From a safety point of view, it was amazing.  Except for a few cast members and Max, I doubt I got closer than 10 feet to anyone the entire day.  I think they expanded the space between social distancing markers to allow for antsy children and for large parties.  There were a couple of times when I had to inch forward off my spot to peek ahead to see if I was supposed to move.  The people in front of me were so far away, I could not see where they were!  There was hand sanitizer at the entrance and exit of each ride.  The cast members employed huge industrial containers of disinfectant attached to their backs to periodically spray all the ride cars.  With ride vehicles designed for more than one party, they sometimes had one party in the first row and one in the back row if there were several rows in between.  Usually, it was just one party for vehicle.

From a magic point of view, my reaction was a little more mixed.  To be completely honest, there was an initial sense of weirdness and forced gaiety.  Having so few fellow revelers did result in a slightly less festive atmosphere.  Many of the eating and shopping dining venues were still closed.  There were no Mickey-shaped pretzels to be had.  The absence of shows and parades did seem sort of “less than.”  On the other hand, having such short waits was uber magical.  The seemingly genuine and extremely vocal welcomes from the cast members made me feel “especially special.” 
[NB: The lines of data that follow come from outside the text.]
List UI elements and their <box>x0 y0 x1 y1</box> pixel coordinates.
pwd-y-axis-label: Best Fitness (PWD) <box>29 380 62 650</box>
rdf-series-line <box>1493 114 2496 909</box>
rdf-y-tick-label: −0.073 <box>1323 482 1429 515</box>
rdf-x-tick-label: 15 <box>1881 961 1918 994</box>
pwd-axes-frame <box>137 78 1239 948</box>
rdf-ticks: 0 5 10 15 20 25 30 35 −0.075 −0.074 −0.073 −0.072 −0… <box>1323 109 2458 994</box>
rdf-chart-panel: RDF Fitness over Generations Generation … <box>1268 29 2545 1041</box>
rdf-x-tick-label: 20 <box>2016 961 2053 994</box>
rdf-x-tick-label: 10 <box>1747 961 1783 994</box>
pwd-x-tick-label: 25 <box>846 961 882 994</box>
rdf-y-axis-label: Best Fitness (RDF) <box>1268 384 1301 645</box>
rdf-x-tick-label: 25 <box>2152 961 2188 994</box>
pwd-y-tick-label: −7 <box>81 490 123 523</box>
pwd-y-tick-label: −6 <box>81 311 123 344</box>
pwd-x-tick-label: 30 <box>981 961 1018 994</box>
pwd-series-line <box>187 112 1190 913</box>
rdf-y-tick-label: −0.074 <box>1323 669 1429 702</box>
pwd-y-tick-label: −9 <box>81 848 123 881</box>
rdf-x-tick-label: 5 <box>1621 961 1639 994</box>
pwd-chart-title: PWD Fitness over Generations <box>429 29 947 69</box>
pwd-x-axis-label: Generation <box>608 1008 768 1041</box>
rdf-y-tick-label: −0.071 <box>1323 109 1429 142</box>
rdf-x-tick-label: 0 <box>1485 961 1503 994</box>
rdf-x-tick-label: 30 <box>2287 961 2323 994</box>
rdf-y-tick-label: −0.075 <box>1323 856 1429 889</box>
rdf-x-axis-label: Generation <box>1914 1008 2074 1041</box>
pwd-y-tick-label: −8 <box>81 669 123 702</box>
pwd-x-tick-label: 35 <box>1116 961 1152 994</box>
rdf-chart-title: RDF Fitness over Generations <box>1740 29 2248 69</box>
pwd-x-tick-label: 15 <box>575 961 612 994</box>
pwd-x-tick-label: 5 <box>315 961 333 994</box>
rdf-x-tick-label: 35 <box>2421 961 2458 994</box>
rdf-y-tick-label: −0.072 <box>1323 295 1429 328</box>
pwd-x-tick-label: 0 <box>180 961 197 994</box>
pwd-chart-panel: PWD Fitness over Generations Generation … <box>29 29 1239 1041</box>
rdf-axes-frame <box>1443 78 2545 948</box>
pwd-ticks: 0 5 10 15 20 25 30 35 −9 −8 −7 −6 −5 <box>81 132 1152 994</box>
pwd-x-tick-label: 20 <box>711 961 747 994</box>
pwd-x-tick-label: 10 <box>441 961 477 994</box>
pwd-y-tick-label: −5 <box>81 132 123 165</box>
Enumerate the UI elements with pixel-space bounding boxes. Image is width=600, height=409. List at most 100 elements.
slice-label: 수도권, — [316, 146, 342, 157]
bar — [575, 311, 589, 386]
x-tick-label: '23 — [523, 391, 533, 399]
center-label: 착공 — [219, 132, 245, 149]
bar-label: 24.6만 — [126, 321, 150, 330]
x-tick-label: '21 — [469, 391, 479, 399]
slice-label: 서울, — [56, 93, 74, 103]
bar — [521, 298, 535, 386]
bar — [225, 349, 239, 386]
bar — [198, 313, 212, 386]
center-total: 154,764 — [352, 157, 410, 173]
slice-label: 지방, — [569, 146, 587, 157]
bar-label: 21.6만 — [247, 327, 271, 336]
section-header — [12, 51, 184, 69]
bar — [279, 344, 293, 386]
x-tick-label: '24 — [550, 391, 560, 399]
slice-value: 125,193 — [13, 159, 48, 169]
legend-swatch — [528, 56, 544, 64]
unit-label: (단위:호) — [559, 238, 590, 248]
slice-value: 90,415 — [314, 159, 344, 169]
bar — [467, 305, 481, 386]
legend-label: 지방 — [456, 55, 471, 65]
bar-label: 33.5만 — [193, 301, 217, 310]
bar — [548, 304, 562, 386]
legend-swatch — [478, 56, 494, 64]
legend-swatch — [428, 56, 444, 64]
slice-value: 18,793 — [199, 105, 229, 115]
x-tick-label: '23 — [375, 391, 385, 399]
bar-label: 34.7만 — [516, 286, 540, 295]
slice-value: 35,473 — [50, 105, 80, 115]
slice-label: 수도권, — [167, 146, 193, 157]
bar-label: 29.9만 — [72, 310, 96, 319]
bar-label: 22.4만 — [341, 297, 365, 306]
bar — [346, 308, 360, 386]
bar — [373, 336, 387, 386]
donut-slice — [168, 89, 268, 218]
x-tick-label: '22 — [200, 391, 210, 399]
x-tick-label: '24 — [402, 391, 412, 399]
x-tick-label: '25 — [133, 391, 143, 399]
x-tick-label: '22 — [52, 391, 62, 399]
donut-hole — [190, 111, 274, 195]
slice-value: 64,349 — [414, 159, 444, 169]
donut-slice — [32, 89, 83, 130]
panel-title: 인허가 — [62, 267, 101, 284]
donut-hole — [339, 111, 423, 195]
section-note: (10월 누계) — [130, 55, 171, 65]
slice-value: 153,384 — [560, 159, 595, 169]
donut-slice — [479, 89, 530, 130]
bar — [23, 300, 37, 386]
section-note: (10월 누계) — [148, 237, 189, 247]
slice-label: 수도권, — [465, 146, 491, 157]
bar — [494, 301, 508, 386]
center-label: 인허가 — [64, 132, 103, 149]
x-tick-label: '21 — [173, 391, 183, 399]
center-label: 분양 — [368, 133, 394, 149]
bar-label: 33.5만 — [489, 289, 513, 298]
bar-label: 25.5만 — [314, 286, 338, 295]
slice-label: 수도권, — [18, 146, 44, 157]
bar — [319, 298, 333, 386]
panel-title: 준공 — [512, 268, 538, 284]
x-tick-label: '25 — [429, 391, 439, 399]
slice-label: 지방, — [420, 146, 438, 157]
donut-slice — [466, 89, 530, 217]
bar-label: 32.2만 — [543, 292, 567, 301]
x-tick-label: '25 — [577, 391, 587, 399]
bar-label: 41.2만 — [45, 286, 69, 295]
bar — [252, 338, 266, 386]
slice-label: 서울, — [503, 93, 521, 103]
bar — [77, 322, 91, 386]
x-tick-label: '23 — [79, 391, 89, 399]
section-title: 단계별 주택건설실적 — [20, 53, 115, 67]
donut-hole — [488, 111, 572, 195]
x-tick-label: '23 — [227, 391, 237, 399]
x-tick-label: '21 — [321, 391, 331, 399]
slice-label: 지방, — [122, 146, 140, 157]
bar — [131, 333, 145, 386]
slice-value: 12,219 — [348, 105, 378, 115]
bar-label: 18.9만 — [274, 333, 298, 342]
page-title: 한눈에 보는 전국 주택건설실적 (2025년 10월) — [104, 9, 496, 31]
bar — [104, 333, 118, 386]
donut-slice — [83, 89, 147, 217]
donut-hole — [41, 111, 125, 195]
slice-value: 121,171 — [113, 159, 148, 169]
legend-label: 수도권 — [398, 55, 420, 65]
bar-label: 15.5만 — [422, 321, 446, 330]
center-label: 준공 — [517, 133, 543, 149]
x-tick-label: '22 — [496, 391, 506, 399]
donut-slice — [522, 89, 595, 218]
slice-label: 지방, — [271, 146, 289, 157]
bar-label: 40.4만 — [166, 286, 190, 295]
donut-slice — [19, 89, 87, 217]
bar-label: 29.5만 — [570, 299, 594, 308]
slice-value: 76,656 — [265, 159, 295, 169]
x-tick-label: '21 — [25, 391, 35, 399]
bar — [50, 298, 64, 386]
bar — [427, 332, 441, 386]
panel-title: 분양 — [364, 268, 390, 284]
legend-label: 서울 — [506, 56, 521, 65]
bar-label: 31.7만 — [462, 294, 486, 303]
As the day wore on, I found the magic.  Every now and again, there was a pop-up presentation- a group of dancers, huge parade float carrying a character, or streetcar of singers.  I cannot call them “parades,” because the very nature of a “parade” suggests more than one exhibit, one following behind another.  These were more like parade snapshots- one band, one drill team, one float.  The most magical moment of the day was when we ran across Tinker Bell riding atop a giant treasure chest around the circle at the end of Main Street. Because there were so few people, she could identify individuals standing below, smiling at her.  She noticed my quarantined Tink shirt and pointed at me.  She laughed, waved, and blew kisses to me.  I walked beside the float all around the circle.  It was like Tink and I had our very own parade.

It may not have been a personal, side-by-side visit with my Pixie Princess, but it was a new and different kind of magic. 

Have you done anything wild and unpredictable as the world starts to reopen?  Please share your perspective by leaving a comment.  In the alternative, you can email me at terriretirement@gmail.com

Have a magical day!

Terri/Dorry 😊

Quarantinking! Before anyone asks, I was wearing a mask. It was permissible to lower them for brief photo ops. Notice I have a Mickey nose showing beneath my chin. That is my mask, which I pulled back up over my mouth and nose immediately after Max took this pic.
No trip to Magic Kingdom, even a quaran-truncated one, is complete without Tinky!